I’m not sure who said that quote shown above, but I came across it when I was scrolling through my Facebook feed the other day. My husband and I have been talking a lot about grace, and the topic also came up in our pastor’s sermon on Sunday.
It’s been on my heart lately how people can be so blatantly unkind to each other, especially Christians. Maybe it’s because I’m still navigating the waters of marriage and learning what it means to really love someone unconditionally through actions. I’ve heard stories lately about some believers who’ve held the same grudge for years, who give each other the cold shoulder, who gossip and who use sarcasm to hurt others for whatever reason.
We’re not perfect. We all do things to offend people, and sometimes we’re on the receiving end. Brokenness is part of relationships and part of community. If we weeded out friends by who hasn’t sinned against us at one time or another, we’d be all alone. Miserably alone.
Whatever it is — addiction, temperament, leaving dirty socks on the floor — we all need grace. Some offenses are easier to recover from than others, and sometimes there’s a healing process we have to go through. But we all have something in common with each other. We all fall short. And we all need grace.
Forgiveness is powerful. When we harbor bitterness, we hurt ourselves the most. We’re giving sin more power than God’s redemption. It’s a wasted effort. I know when I’m upset for an extended period of time, it takes more energy to be mad than it does to work through it and extend forgiveness. While we were dating, there were so many times I wouldn’t tell Josh why I was upset about something until later because I knew that in admitting it, my reason would sound really lame.
We need grace in all of our relationships. We need it with family, good friends, acquaintances and strangers. And for those of us who tend to be hard on ourselves, we need to give ourselves grace, too.
Sometimes we’re upset with people for things they did before we met them. Maybe a significant other or new friend did something in their past that affects us now. And we don’t like it. Even if they’ve grown and their past doesn’t define them today, we’re still upset.
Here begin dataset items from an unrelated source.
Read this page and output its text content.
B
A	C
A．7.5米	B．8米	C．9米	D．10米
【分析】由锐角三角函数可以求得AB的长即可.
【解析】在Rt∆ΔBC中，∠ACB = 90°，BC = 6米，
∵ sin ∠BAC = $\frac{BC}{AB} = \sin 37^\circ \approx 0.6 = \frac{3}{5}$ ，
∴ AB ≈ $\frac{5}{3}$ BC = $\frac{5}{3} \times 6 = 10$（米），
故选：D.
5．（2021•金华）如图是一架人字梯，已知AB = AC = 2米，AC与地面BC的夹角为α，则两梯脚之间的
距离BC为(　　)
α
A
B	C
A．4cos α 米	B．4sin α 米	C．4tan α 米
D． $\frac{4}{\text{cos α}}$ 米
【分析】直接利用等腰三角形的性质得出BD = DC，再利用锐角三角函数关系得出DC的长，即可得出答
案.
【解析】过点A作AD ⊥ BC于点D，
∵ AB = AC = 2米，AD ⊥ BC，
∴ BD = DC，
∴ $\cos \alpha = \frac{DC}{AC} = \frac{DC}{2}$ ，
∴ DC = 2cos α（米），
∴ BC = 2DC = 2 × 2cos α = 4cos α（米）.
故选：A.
We overlook how far people have come and still judge them for what they’ve done. We disregard their efforts to do better. And we overlook God’s redemptive power.
I know that in my past, God used my negative experiences and redeemed them. He used them to teach me things, prepare me to handle something in my future, or give me insight to help someone else who would run into a similar situation. I don’t look at my downfalls as downfalls.
They’re teachable moments, and they are prone to inspire someone else someday. Every Sunday in church, we watch a video about someone who fell into sin or had something bad happen to them. And nearly every Sunday, it brings tears to my eyes to watch how God redeemed their lives. At the end of each video, there is someone who is made anew, set free from the chains of their past, and living wholeheartedly for God.
That’s how we should look at people whose stories upset us. We should treat them as a person, dearly loved by God, not as someone who doesn’t deserve redemption. If there’s one thing I do know about relationships, it’s that love covers all. We choose to hold grudges, and we choose to give forgiveness. We can choose to love people despite their mistakes because we mess up, too. Choose love, and give life to those around you.